1. Overview ShowsHappening recognizes the importance of classifying its data based on its sensitivity and the potential risk of loss or exposure. This policy outlines the measures to be taken to classify ShowsHappening's data and ensure that appropriate security measures are in place to protect it.
2. Scope This policy applies to all employees who create, access, store, process, or transmit ShowsHappening's data.
3. Data Classification Procedures 3.1 Data Classification Levels ShowsHappening will classify its data based on its sensitivity and the potential risk of loss or exposure.
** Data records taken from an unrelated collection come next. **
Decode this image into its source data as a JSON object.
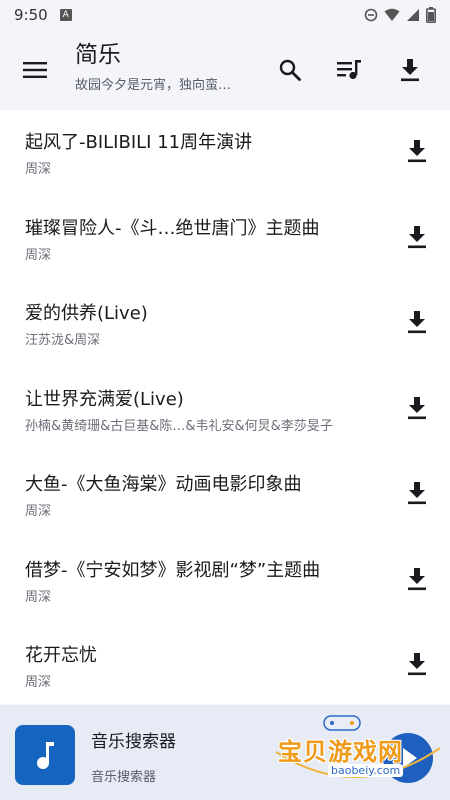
{
  "status_bar": {
    "time": "9:50",
    "notification_letter": "A"
  },
  "app_bar": {
    "title": "简乐",
    "subtitle": "故园今夕是元宵，独向蛮…"
  },
  "songs": [
    {
      "title": "起风了-BILIBILI 11周年演讲",
      "artist": "周深"
    },
    {
      "title": "璀璨冒险人-《斗…绝世唐门》主题曲",
      "artist": "周深"
    },
    {
      "title": "爱的供养(Live)",
      "artist": "汪苏泷&周深"
    },
    {
      "title": "让世界充满爱(Live)",
      "artist": "孙楠&黄绮珊&古巨基&陈…&韦礼安&何炅&李莎旻子"
    },
    {
      "title": "大鱼-《大鱼海棠》动画电影印象曲",
      "artist": "周深"
    },
    {
      "title": "借梦-《宁安如梦》影视剧“梦”主题曲",
      "artist": "周深"
    },
    {
      "title": "花开忘忧",
      "artist": "周深"
    }
  ],
  "player": {
    "title": "音乐搜索器",
    "subtitle": "音乐搜索器"
  },
  "watermark": {
    "text": "宝贝游戏网",
    "url": "baobeiy.com"
  },
  "colors": {
    "accent": "#1e5fc0",
    "player_bg": "#e6ebf5",
    "watermark": "#f09a1a"
  },
  "icons": [
    "menu-icon",
    "search-icon",
    "playlist-icon",
    "download-icon",
    "music-note-icon",
    "play-icon"
  ]
}
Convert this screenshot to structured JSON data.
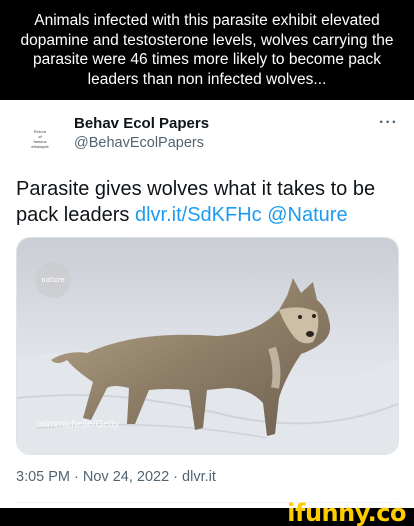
{
  "meme": {
    "caption": "Animals infected with this parasite exhibit elevated dopamine and testosterone levels, wolves carrying the parasite were 46 times more likely to become pack leaders than non infected wolves..."
  },
  "tweet": {
    "account_name": "Behav Ecol Papers",
    "handle": "@BehavEcolPapers",
    "avatar_text": "Picture of famous ethologist",
    "more_icon": "more-horizontal-icon",
    "text_main": "Parasite gives wolves what it takes to be pack leaders ",
    "link_url": "dlvr.it/SdKFHc",
    "link_mention": "@Nature",
    "media": {
      "badge": "nature",
      "credit": "mlmmichelle/Getty"
    },
    "timestamp": "3:05 PM · Nov 24, 2022 · dlvr.it"
  },
  "watermark": "ifunny.co",
  "colors": {
    "link": "#1d9bf0",
    "watermark": "#ffcc00",
    "secondary_text": "#536471"
  }
}
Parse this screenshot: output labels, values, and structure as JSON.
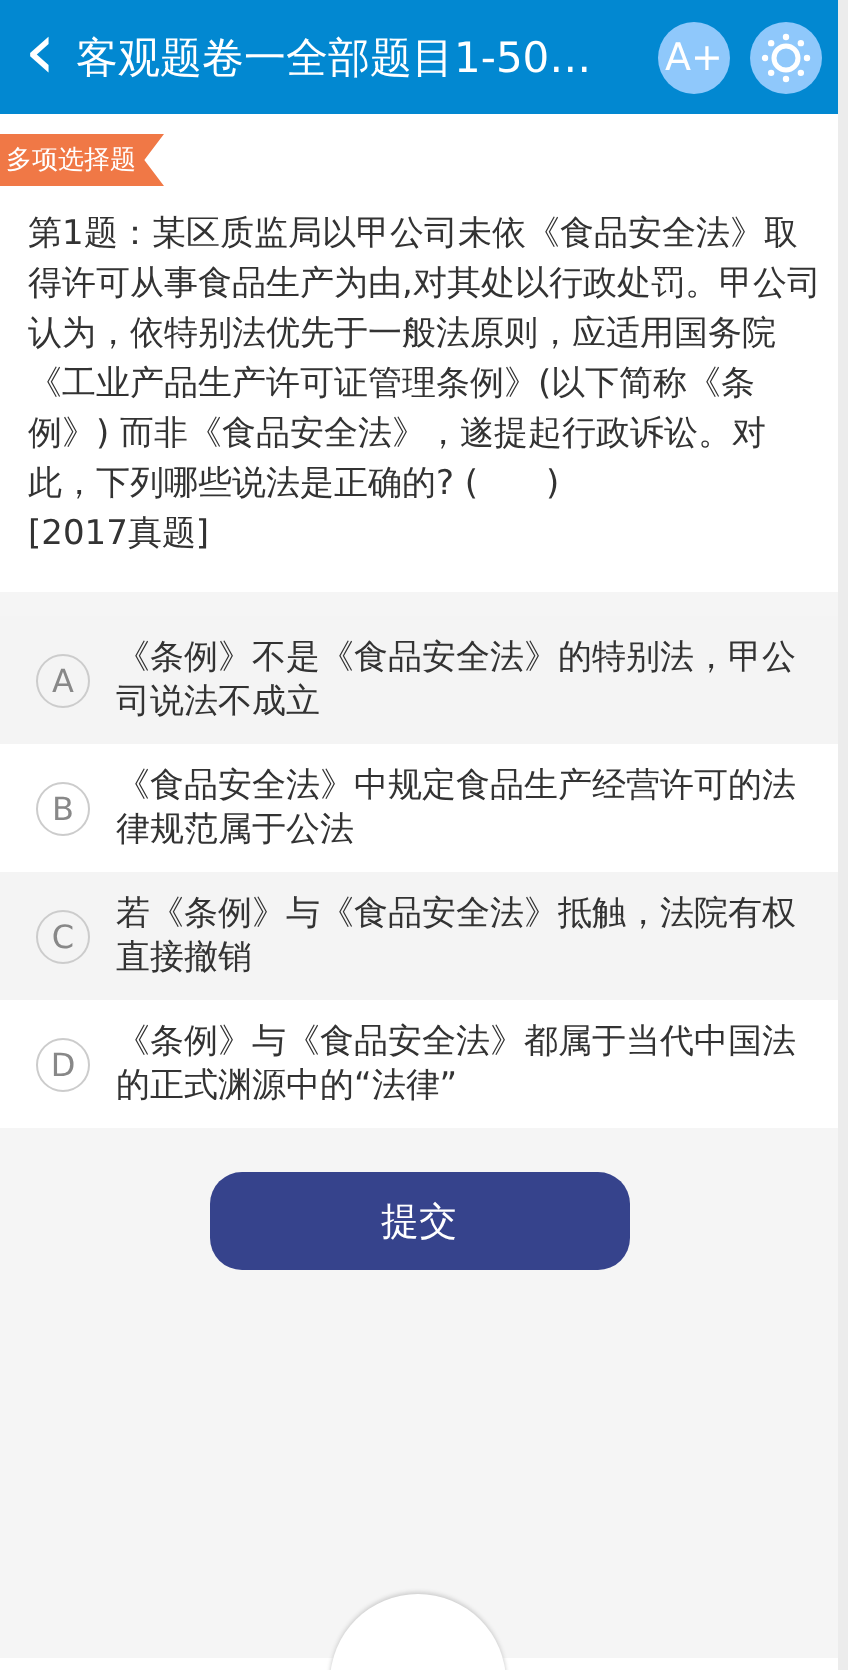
{
  "header": {
    "back_icon": "‹",
    "title": "客观题卷一全部题目1-50…",
    "font_button": "A+"
  },
  "question": {
    "type_badge": "多项选择题",
    "text": "第1题：某区质监局以甲公司未依《食品安全法》取得许可从事食品生产为由,对其处以行政处罚。甲公司认为，依特别法优先于一般法原则，应适用国务院《工业产品生产许可证管理条例》(以下简称《条例》) 而非《食品安全法》，遂提起行政诉讼。对此，下列哪些说法是正确的? (　　)\n[2017真题]"
  },
  "options": [
    {
      "letter": "A",
      "text": "《条例》不是《食品安全法》的特别法，甲公司说法不成立"
    },
    {
      "letter": "B",
      "text": "《食品安全法》中规定食品生产经营许可的法律规范属于公法"
    },
    {
      "letter": "C",
      "text": "若《条例》与《食品安全法》抵触，法院有权直接撤销"
    },
    {
      "letter": "D",
      "text": "《条例》与《食品安全法》都属于当代中国法的正式渊源中的“法律”"
    }
  ],
  "submit_button": "提交"
}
The following classification levels will be used:

• Public: Data that is intended for public release and has no confidentiality or sensitivity requirements.
• Internal: Data that is intended for use within ShowsHappening and is not intended for public release.
• Confidential: Data that is sensitive and requires protection from unauthorized access, use, disclosure, or modification.
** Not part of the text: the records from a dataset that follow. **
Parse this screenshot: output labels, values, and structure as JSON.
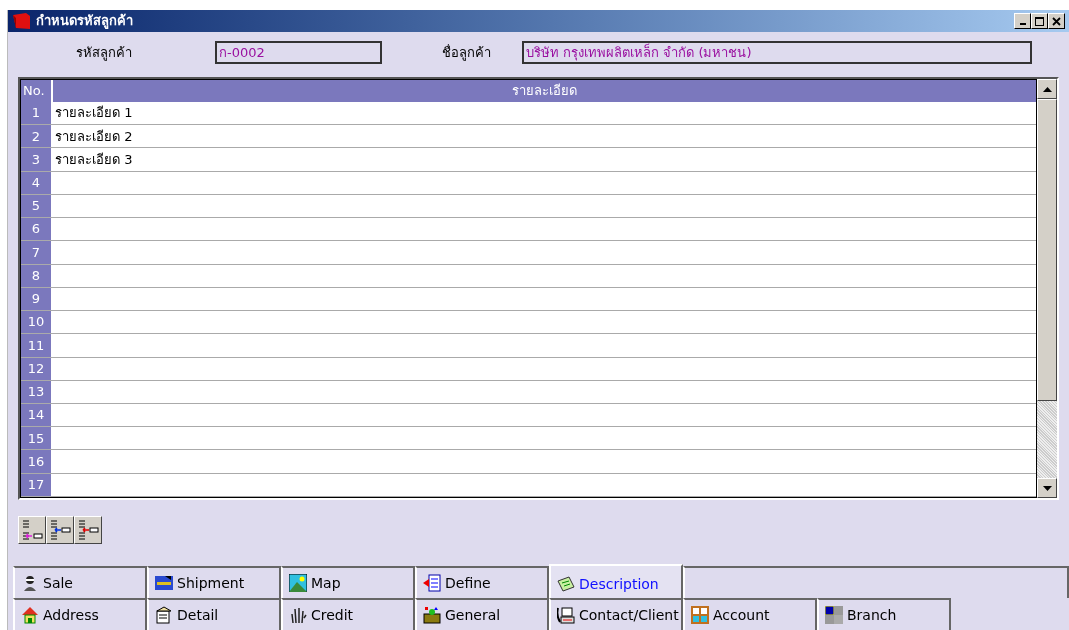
{
  "window": {
    "title": "กำหนดรหัสลูกค้า"
  },
  "fields": [
    {
      "label": "รหัสลูกค้า",
      "value": "ก-0002"
    },
    {
      "label": "ชื่อลูกค้า",
      "value": "บริษัท กรุงเทพผลิตเหล็ก จำกัด (มหาชน)"
    }
  ],
  "table": {
    "columns": [
      "No.",
      "รายละเอียด"
    ],
    "rows": [
      {
        "no": "1",
        "text": "รายละเอียด 1"
      },
      {
        "no": "2",
        "text": "รายละเอียด 2"
      },
      {
        "no": "3",
        "text": "รายละเอียด 3"
      },
      {
        "no": "4"
      },
      {
        "no": "5"
      },
      {
        "no": "6"
      },
      {
        "no": "7"
      },
      {
        "no": "8"
      },
      {
        "no": "9"
      },
      {
        "no": "10"
      },
      {
        "no": "11"
      },
      {
        "no": "12"
      },
      {
        "no": "13"
      },
      {
        "no": "14"
      },
      {
        "no": "15"
      },
      {
        "no": "16"
      },
      {
        "no": "17"
      }
    ]
  },
  "tool_buttons": [
    {
      "kind": "append"
    },
    {
      "kind": "insert"
    },
    {
      "kind": "delete"
    }
  ],
  "tab_rows": [
    [
      {
        "label": "Sale",
        "selected": false
      },
      {
        "label": "Shipment",
        "selected": false
      },
      {
        "label": "Map",
        "selected": false
      },
      {
        "label": "Define",
        "selected": false
      },
      {
        "label": "Description",
        "selected": true
      }
    ],
    [
      {
        "label": "Address",
        "selected": false
      },
      {
        "label": "Detail",
        "selected": false
      },
      {
        "label": "Credit",
        "selected": false
      },
      {
        "label": "General",
        "selected": false
      },
      {
        "label": "Contact/Client",
        "selected": false
      },
      {
        "label": "Account",
        "selected": false
      },
      {
        "label": "Branch",
        "selected": false
      }
    ]
  ]
}
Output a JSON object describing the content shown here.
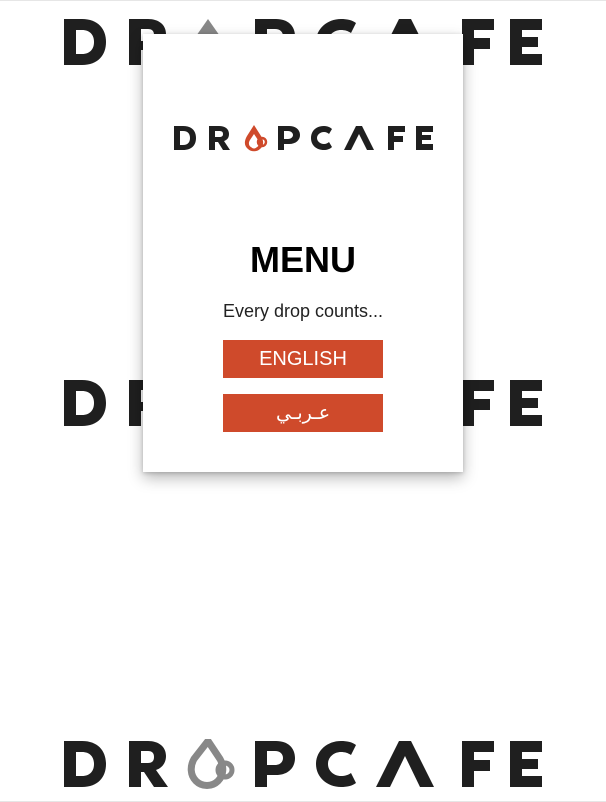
{
  "brand": {
    "logo_text": "DROPCAFE",
    "icon": "drop-cup-icon",
    "logo_color": "#1f1f1f",
    "bg_icon_color": "#888888",
    "accent": "#cf4a2b"
  },
  "menu": {
    "title": "MENU",
    "tagline": "Every drop counts..."
  },
  "languages": {
    "english_label": "ENGLISH",
    "arabic_label": "عـربـي"
  },
  "colors": {
    "button_bg": "#cf4a2b",
    "button_text": "#ffffff",
    "card_bg": "#ffffff",
    "page_bg": "#ffffff"
  }
}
3.2 Data Classification Criteria The following criteria will be used to classify ShowsHappening's data:

• Legal and regulatory requirements: Data that is subject to legal or regulatory requirements will be classified as confidential.
• Business impact: Data that, if lost or exposed, could have a significant impact on ShowsHappening's operations or reputation will be classified as confidential.
• Sensitivity: Data that contains sensitive information, such as personally identifiable information, financial information, or trade secrets, will be classified as confidential.

3.3 Data Handling Procedures All employees who handle ShowsHappening's data must follow the following procedures:

• Public data may be stored or transmitted using any means that are appropriate.
• Internal data may only be stored or transmitted using ShowsHappening's approved internal systems and processes.
• Confidential data may only be stored or transmitted using ShowsHappening's approved confidential systems and processes.

3.4 Data Storage and Retention ShowsHappening will ensure that all data is stored in accordance with its classification level and retention requirements. Confidential data will be stored using encryption and access controls to protect it from unauthorized access.

1. Compliance ShowsHappening is committed to complying with all relevant regulations, laws, and standards. This policy will be reviewed and updated periodically to ensure that it complies with any changes in regulations or industry standards.
2. Policy Enforcement Failure to comply with this policy may result in disciplinary action, up to and including termination of employment. Any suspected violations of this policy should be reported to the employee's manager or the Chief Information Officer (CIO).
3. Policy Review This policy will be reviewed annually to ensure that it is still relevant and effective. Any changes to this policy must be approved by the CIO or their delegate.